Beyaz deliklerin bozunma süreci birçok yönden Evreni yarattığına inanılan Büyük Patlama'ya benzediğinden, Retter ve Heller bu olayı Küçük Patlama olarak adlandırdı. Eğer bu olgunun sonuçları gerçekten de Büyük Patlama'nın sonuçlarına benzerse, o zaman bu, beklendiği gibi neden GRB 060614 bölgesinde bir süpernovanın ortaya çıkmadığını mükemmel bir şekilde açıklayacaktır. Ayrıca kara ve beyaz deliklerin uzay-zaman tünelleriyle birbirine bağlandığı bir versiyonu da var.
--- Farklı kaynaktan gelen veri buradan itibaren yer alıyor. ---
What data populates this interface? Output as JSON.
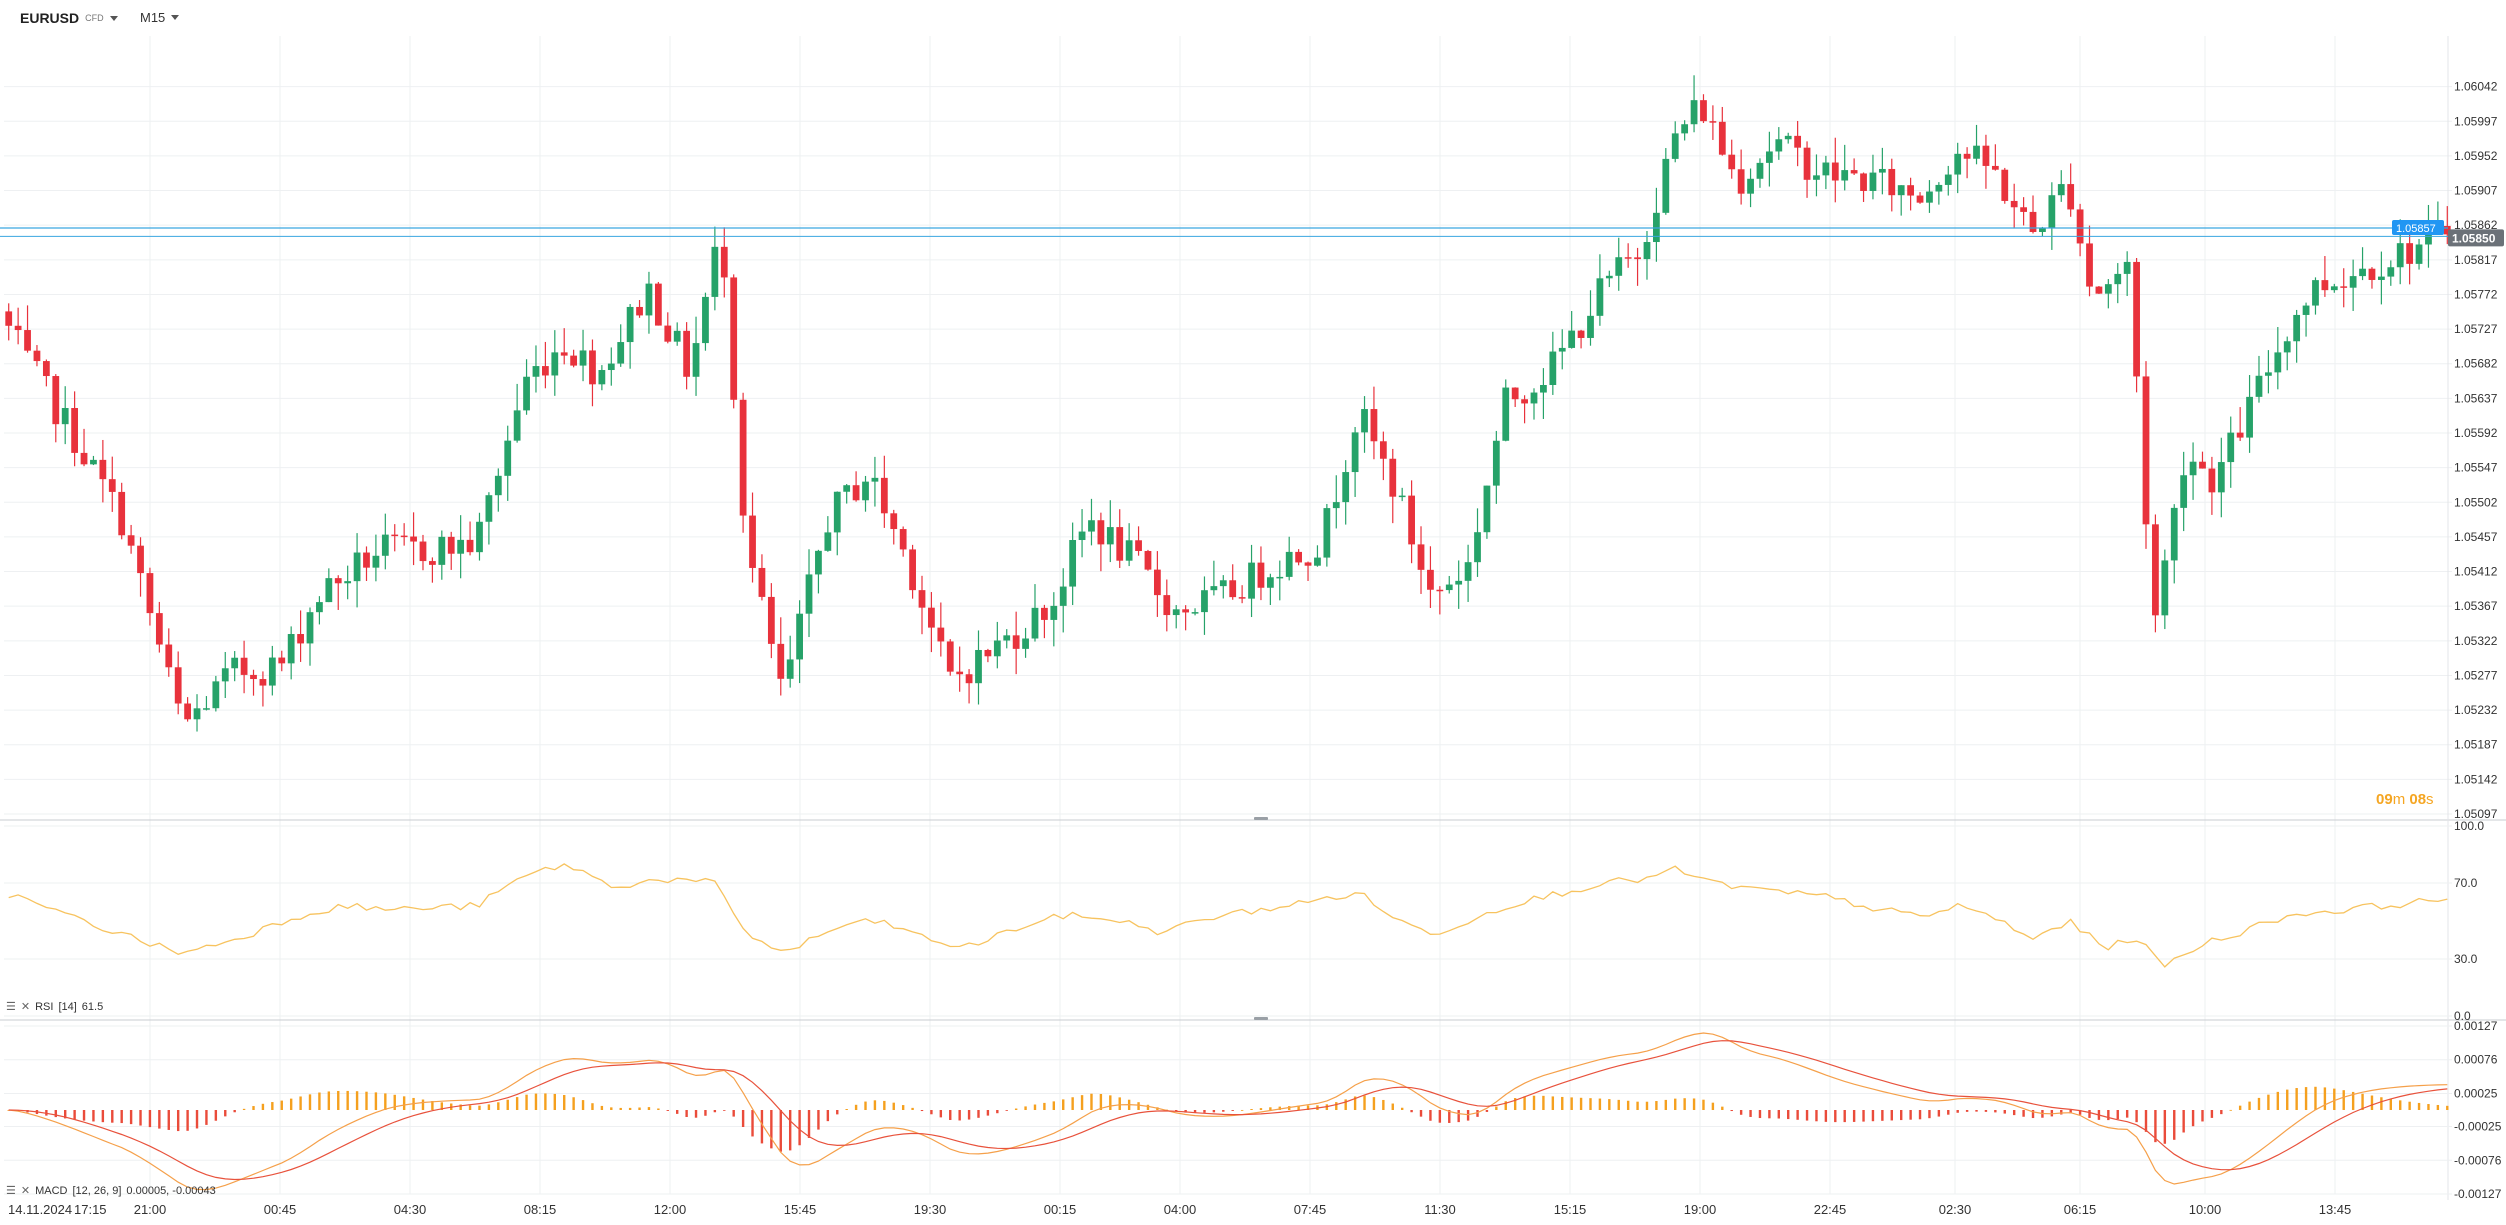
{
  "header": {
    "symbol": "EURUSD",
    "symbol_type": "CFD",
    "timeframe": "M15"
  },
  "colors": {
    "bull": "#26a269",
    "bear": "#e8323c",
    "level_line": "#3aa6e0",
    "price_badge": "#6b7178",
    "level_badge": "#2196f3",
    "rsi": "#f7c35f",
    "macd_line": "#f5a04a",
    "signal_line": "#e8523c",
    "hist_pos": "#f5a01e",
    "hist_neg": "#ea4b3a",
    "grid": "#eef0f2"
  },
  "price_axis": {
    "ticks": [
      "1.06042",
      "1.05997",
      "1.05952",
      "1.05907",
      "1.05862",
      "1.05817",
      "1.05772",
      "1.05727",
      "1.05682",
      "1.05637",
      "1.05592",
      "1.05547",
      "1.05502",
      "1.05457",
      "1.05412",
      "1.05367",
      "1.05322",
      "1.05277",
      "1.05232",
      "1.05187",
      "1.05142",
      "1.05097"
    ],
    "level_label": "1.05857",
    "current_label": "1.05850"
  },
  "countdown": {
    "min": "09",
    "min_unit": "m",
    "sec": "08",
    "sec_unit": "s"
  },
  "time_axis": {
    "labels": [
      "14.11.2024",
      "17:15",
      "21:00",
      "00:45",
      "04:30",
      "08:15",
      "12:00",
      "15:45",
      "19:30",
      "00:15",
      "04:00",
      "07:45",
      "11:30",
      "15:15",
      "19:00",
      "22:45",
      "02:30",
      "06:15",
      "10:00",
      "13:45"
    ]
  },
  "rsi": {
    "legend_name": "RSI",
    "legend_params": "[14]",
    "legend_value": "61.5",
    "ticks": [
      "100.0",
      "70.0",
      "30.0",
      "0.0"
    ]
  },
  "macd": {
    "legend_name": "MACD",
    "legend_params": "[12, 26, 9]",
    "legend_values": "0.00005, -0.00043",
    "ticks": [
      "0.00127",
      "0.00076",
      "0.00025",
      "-0.00025",
      "-0.00076",
      "-0.00127"
    ]
  },
  "chart_data": {
    "type": "candlestick",
    "instrument": "EURUSD",
    "timeframe": "M15",
    "ylim": [
      1.05097,
      1.06087
    ],
    "horizontal_levels": [
      1.05857
    ],
    "last_price": 1.0585,
    "anchors": [
      {
        "x": 0,
        "v": 1.0575
      },
      {
        "x": 0.01,
        "v": 1.0569
      },
      {
        "x": 0.03,
        "v": 1.0559
      },
      {
        "x": 0.05,
        "v": 1.0548
      },
      {
        "x": 0.075,
        "v": 1.0521
      },
      {
        "x": 0.095,
        "v": 1.0528
      },
      {
        "x": 0.115,
        "v": 1.0529
      },
      {
        "x": 0.13,
        "v": 1.0538
      },
      {
        "x": 0.155,
        "v": 1.0544
      },
      {
        "x": 0.175,
        "v": 1.0544
      },
      {
        "x": 0.195,
        "v": 1.0545
      },
      {
        "x": 0.215,
        "v": 1.0566
      },
      {
        "x": 0.23,
        "v": 1.0571
      },
      {
        "x": 0.245,
        "v": 1.0567
      },
      {
        "x": 0.265,
        "v": 1.0578
      },
      {
        "x": 0.282,
        "v": 1.0567
      },
      {
        "x": 0.295,
        "v": 1.0586
      },
      {
        "x": 0.305,
        "v": 1.0545
      },
      {
        "x": 0.32,
        "v": 1.0525
      },
      {
        "x": 0.338,
        "v": 1.0548
      },
      {
        "x": 0.355,
        "v": 1.0554
      },
      {
        "x": 0.372,
        "v": 1.0542
      },
      {
        "x": 0.388,
        "v": 1.0527
      },
      {
        "x": 0.41,
        "v": 1.0532
      },
      {
        "x": 0.43,
        "v": 1.0537
      },
      {
        "x": 0.445,
        "v": 1.0548
      },
      {
        "x": 0.465,
        "v": 1.0542
      },
      {
        "x": 0.48,
        "v": 1.0536
      },
      {
        "x": 0.5,
        "v": 1.0538
      },
      {
        "x": 0.52,
        "v": 1.0542
      },
      {
        "x": 0.54,
        "v": 1.0545
      },
      {
        "x": 0.555,
        "v": 1.0562
      },
      {
        "x": 0.57,
        "v": 1.0552
      },
      {
        "x": 0.585,
        "v": 1.0538
      },
      {
        "x": 0.6,
        "v": 1.0542
      },
      {
        "x": 0.615,
        "v": 1.0563
      },
      {
        "x": 0.635,
        "v": 1.0568
      },
      {
        "x": 0.655,
        "v": 1.0578
      },
      {
        "x": 0.67,
        "v": 1.0583
      },
      {
        "x": 0.685,
        "v": 1.0598
      },
      {
        "x": 0.695,
        "v": 1.0602
      },
      {
        "x": 0.71,
        "v": 1.0592
      },
      {
        "x": 0.725,
        "v": 1.0597
      },
      {
        "x": 0.745,
        "v": 1.0593
      },
      {
        "x": 0.765,
        "v": 1.0592
      },
      {
        "x": 0.785,
        "v": 1.059
      },
      {
        "x": 0.8,
        "v": 1.0596
      },
      {
        "x": 0.815,
        "v": 1.0593
      },
      {
        "x": 0.83,
        "v": 1.0585
      },
      {
        "x": 0.845,
        "v": 1.0592
      },
      {
        "x": 0.855,
        "v": 1.0577
      },
      {
        "x": 0.87,
        "v": 1.0581
      },
      {
        "x": 0.88,
        "v": 1.0534
      },
      {
        "x": 0.893,
        "v": 1.0557
      },
      {
        "x": 0.905,
        "v": 1.0553
      },
      {
        "x": 0.92,
        "v": 1.0563
      },
      {
        "x": 0.935,
        "v": 1.0573
      },
      {
        "x": 0.945,
        "v": 1.0578
      },
      {
        "x": 1,
        "v": 1.0585
      }
    ],
    "candle_count": 260,
    "rsi_series": {
      "name": "RSI [14]",
      "last": 61.5,
      "ylim": [
        0,
        100
      ],
      "anchors": [
        {
          "x": 0,
          "v": 66
        },
        {
          "x": 0.03,
          "v": 52
        },
        {
          "x": 0.057,
          "v": 40
        },
        {
          "x": 0.075,
          "v": 33
        },
        {
          "x": 0.1,
          "v": 42
        },
        {
          "x": 0.12,
          "v": 52
        },
        {
          "x": 0.14,
          "v": 58
        },
        {
          "x": 0.16,
          "v": 56
        },
        {
          "x": 0.195,
          "v": 58
        },
        {
          "x": 0.215,
          "v": 74
        },
        {
          "x": 0.232,
          "v": 80
        },
        {
          "x": 0.25,
          "v": 68
        },
        {
          "x": 0.27,
          "v": 72
        },
        {
          "x": 0.292,
          "v": 70
        },
        {
          "x": 0.305,
          "v": 44
        },
        {
          "x": 0.32,
          "v": 33
        },
        {
          "x": 0.345,
          "v": 48
        },
        {
          "x": 0.36,
          "v": 50
        },
        {
          "x": 0.38,
          "v": 40
        },
        {
          "x": 0.395,
          "v": 36
        },
        {
          "x": 0.415,
          "v": 46
        },
        {
          "x": 0.435,
          "v": 53
        },
        {
          "x": 0.455,
          "v": 51
        },
        {
          "x": 0.475,
          "v": 44
        },
        {
          "x": 0.495,
          "v": 52
        },
        {
          "x": 0.515,
          "v": 56
        },
        {
          "x": 0.535,
          "v": 60
        },
        {
          "x": 0.555,
          "v": 65
        },
        {
          "x": 0.572,
          "v": 50
        },
        {
          "x": 0.585,
          "v": 43
        },
        {
          "x": 0.6,
          "v": 50
        },
        {
          "x": 0.615,
          "v": 58
        },
        {
          "x": 0.635,
          "v": 64
        },
        {
          "x": 0.655,
          "v": 70
        },
        {
          "x": 0.672,
          "v": 72
        },
        {
          "x": 0.685,
          "v": 77
        },
        {
          "x": 0.7,
          "v": 70
        },
        {
          "x": 0.72,
          "v": 66
        },
        {
          "x": 0.745,
          "v": 63
        },
        {
          "x": 0.765,
          "v": 57
        },
        {
          "x": 0.785,
          "v": 52
        },
        {
          "x": 0.8,
          "v": 58
        },
        {
          "x": 0.815,
          "v": 52
        },
        {
          "x": 0.83,
          "v": 40
        },
        {
          "x": 0.845,
          "v": 50
        },
        {
          "x": 0.86,
          "v": 36
        },
        {
          "x": 0.875,
          "v": 42
        },
        {
          "x": 0.883,
          "v": 25
        },
        {
          "x": 0.9,
          "v": 38
        },
        {
          "x": 0.915,
          "v": 44
        },
        {
          "x": 0.935,
          "v": 53
        },
        {
          "x": 1,
          "v": 61.5
        }
      ]
    },
    "macd_series": {
      "name": "MACD [12, 26, 9]",
      "macd_last": 5e-05,
      "signal_last": -0.00043,
      "ylim": [
        -0.00127,
        0.00127
      ]
    }
  }
}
Tünelin bir ucu, tıpkı bir elektrikli süpürge gibi, madde parçacıklarını içine çekerken, diğer ucu onları "tükürür". Eğer etkileşimlerinin ilkesini anlarsak, o zaman ışınlanma ve zaman yolculuğu yöntemlerinin icadına çok da uzak değiliz. Neden beyaz deliklerin gerçek "izlerini" bulamıyoruz? 1976'da astrofizikçi Stephen Hawking, bu tür nesnelerin çevredeki maddeyle termodinamik dengesi koşulları altında, beyaz deliklerin antipodlarından - kara deliklerden ayırt edilemeyeceği sonucuna vardı. Bu tür nesneleri "hesaplamak" için koşulları değiştirmeniz gerekir. Hawking'in Oregon Üniversitesi'nden meslektaşı Stephen Hsu, bir zamanlar negatif enerji ilkesine dayalı bir zaman makinesi inşa etmek için bir model önermişti ve buna karşılık, beyaz deliğin bir madde diski tarafından çevrelenmediği bir durumu simüle etmeye çalıştı. , ancak boş uzayda izole edilmiştir. Bu durumda sabit bir nesne olarak kalamayacağı ve sonunda patlayacağı ortaya çıktı. Bu, beyaz deliklerin "yakalanmasının" bu kadar zor olmasının bir başka nedenidir. Stephen Hsu'ya göre bunların çoğu, en azından Evrenin gözlemlenebilir kısmında, bugüne kadar "hayatta kalamadı".